On Thu, Aug 20, 2009 at 12:46 PM, Jimmy Walesjwales@wikia-inc.com wrote: [snip]
Greg, I think your email sounded a little negative at the start, but not so much further down. I think you would join me heartily in being super grateful for people doing this kind of analysis. Yes, some of it will be primitive and will suffer from the many difficulties. But data-driven decisionmaking is a great thing, particularly when we are cognizant of the limitations of the data we're using.
I just didn't want anyone to get the idea (and I'm sure I'm reading you right) that you were opposed to people doing research. :-)
Absolutely— No one who has done thing kind of analysis could fail to appreciate the enormous amount of work that goes into even making a couple of simple seemingly "off the cuff" numbers out of the mountain of data that is Wikipedia.
Making sure the numbers are accurate and meaningful while also clearly explaining the process of generating is in and of itself a large amount of work, and my gratitude is extended to anyone who contributes to those processes.
I've long been a loud proponent of data driven decision making. So I'm absolutely not opposed to people doing research, but just as you said— we need to be acutely aware of the limitations of the research. Weak data is clearly better than no data, but only when you are aware of the strength of the data. Or, in other words, knowing what you don't know is often *the most critical* piece of information in any decision making process.

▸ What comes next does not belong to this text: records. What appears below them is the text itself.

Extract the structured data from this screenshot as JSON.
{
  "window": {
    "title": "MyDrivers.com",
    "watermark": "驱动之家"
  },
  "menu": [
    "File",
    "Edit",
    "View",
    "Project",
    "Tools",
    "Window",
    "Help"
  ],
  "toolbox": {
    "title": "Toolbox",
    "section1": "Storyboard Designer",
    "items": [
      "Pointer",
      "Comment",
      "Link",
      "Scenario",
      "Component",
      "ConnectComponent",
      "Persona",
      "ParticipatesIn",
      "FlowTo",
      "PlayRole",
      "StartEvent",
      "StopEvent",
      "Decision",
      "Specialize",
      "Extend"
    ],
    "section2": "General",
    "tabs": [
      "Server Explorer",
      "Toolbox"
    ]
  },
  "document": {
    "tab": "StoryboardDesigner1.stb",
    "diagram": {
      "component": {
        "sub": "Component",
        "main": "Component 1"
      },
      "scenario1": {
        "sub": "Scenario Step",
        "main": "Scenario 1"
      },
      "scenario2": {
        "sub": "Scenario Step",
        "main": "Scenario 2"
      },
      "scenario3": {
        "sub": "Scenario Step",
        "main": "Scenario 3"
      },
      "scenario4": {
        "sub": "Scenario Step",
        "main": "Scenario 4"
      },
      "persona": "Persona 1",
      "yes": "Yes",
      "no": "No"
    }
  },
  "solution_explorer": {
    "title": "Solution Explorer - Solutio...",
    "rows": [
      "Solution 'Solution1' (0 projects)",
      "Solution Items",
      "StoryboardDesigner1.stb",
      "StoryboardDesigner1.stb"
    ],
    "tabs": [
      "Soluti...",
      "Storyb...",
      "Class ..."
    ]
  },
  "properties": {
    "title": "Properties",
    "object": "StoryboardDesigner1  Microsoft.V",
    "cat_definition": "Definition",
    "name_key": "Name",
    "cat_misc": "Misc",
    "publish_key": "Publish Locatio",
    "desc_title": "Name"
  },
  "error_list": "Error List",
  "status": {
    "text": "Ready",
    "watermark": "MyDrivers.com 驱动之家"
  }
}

In our eagerness to establish what we can and do know it can be easy to forget how much we don't know. Some of the limitations which are all too obvious to researchers are less than obvious to people who've never personally done quantitative analysis on Wikipedia data, yet many of these people are the decision makers that must do something useful with the data. The casual language used when researchers write for researchers can magnify misunderstandings. It was merely my intent to caution against the related risks.
I think the most impactful contributions available for researchers today are less in the area of the direct research itself but are instead in advancing the art of researching Wikipedia. But the two go hand in hand, we can't advance the art if we don't do the research. The latter type is less sexy and not prone to generating headlines, but it is work that will last and generate citations for a long time. Measurements of X today will be soon forgotten as they are replaced by later analysis of the historical data using superior techniques.

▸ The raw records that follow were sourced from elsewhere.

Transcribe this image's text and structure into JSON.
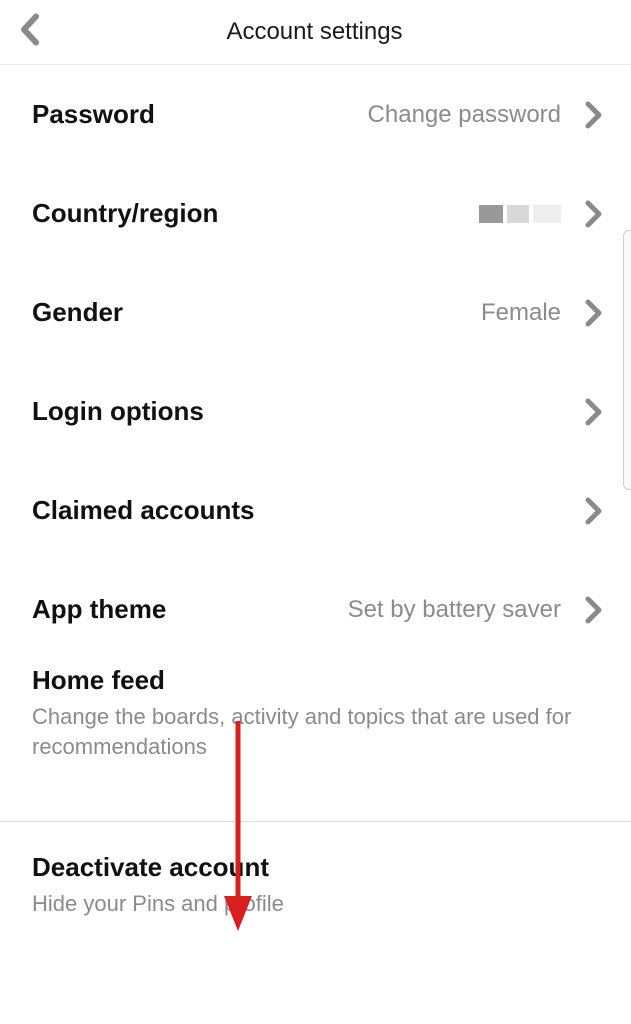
{
  "header": {
    "title": "Account settings"
  },
  "settings": {
    "password": {
      "label": "Password",
      "value": "Change password"
    },
    "country": {
      "label": "Country/region"
    },
    "gender": {
      "label": "Gender",
      "value": "Female"
    },
    "login_options": {
      "label": "Login options"
    },
    "claimed_accounts": {
      "label": "Claimed accounts"
    },
    "app_theme": {
      "label": "App theme",
      "value": "Set by battery saver"
    },
    "home_feed": {
      "label": "Home feed",
      "description": "Change the boards, activity and topics that are used for recommendations"
    },
    "deactivate": {
      "label": "Deactivate account",
      "description": "Hide your Pins and profile"
    }
  },
  "colors": {
    "chevron": "#8a8a8a",
    "arrow": "#d81e1e"
  }
}
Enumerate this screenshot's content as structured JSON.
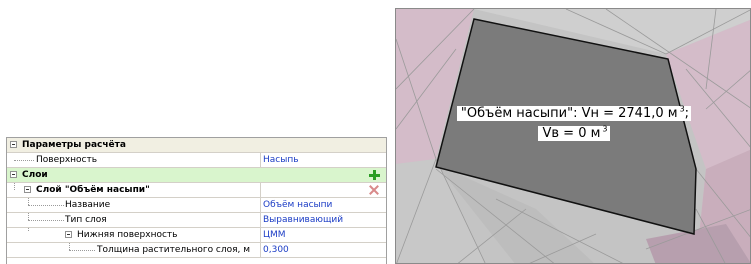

That my tone was somewhat negative is only due to my extreme disappointment in that our own discussion of recent measurements has been almost entirely devoid of critical analysis. Contributors patting themselves on the back and saying "I told you so!" seem to be outnumbering suggestions that the research might mean something else entirely, though perhaps that is my own bias speaking. To the extent that I'm wrong about that I hope that my comments were merely redundant, to the extent that I'm right I hope my points will invite nuanced understanding of the research and encourage people to seek out and expose potentially confounding variables and bad-proxies so that all our knowledge can be advanced.
If this stuff were easy it would all be done already. Wikipedia research is interesting because it is both hard and potentially meaningful. There is room and need for contributions from everyone.
Cheers!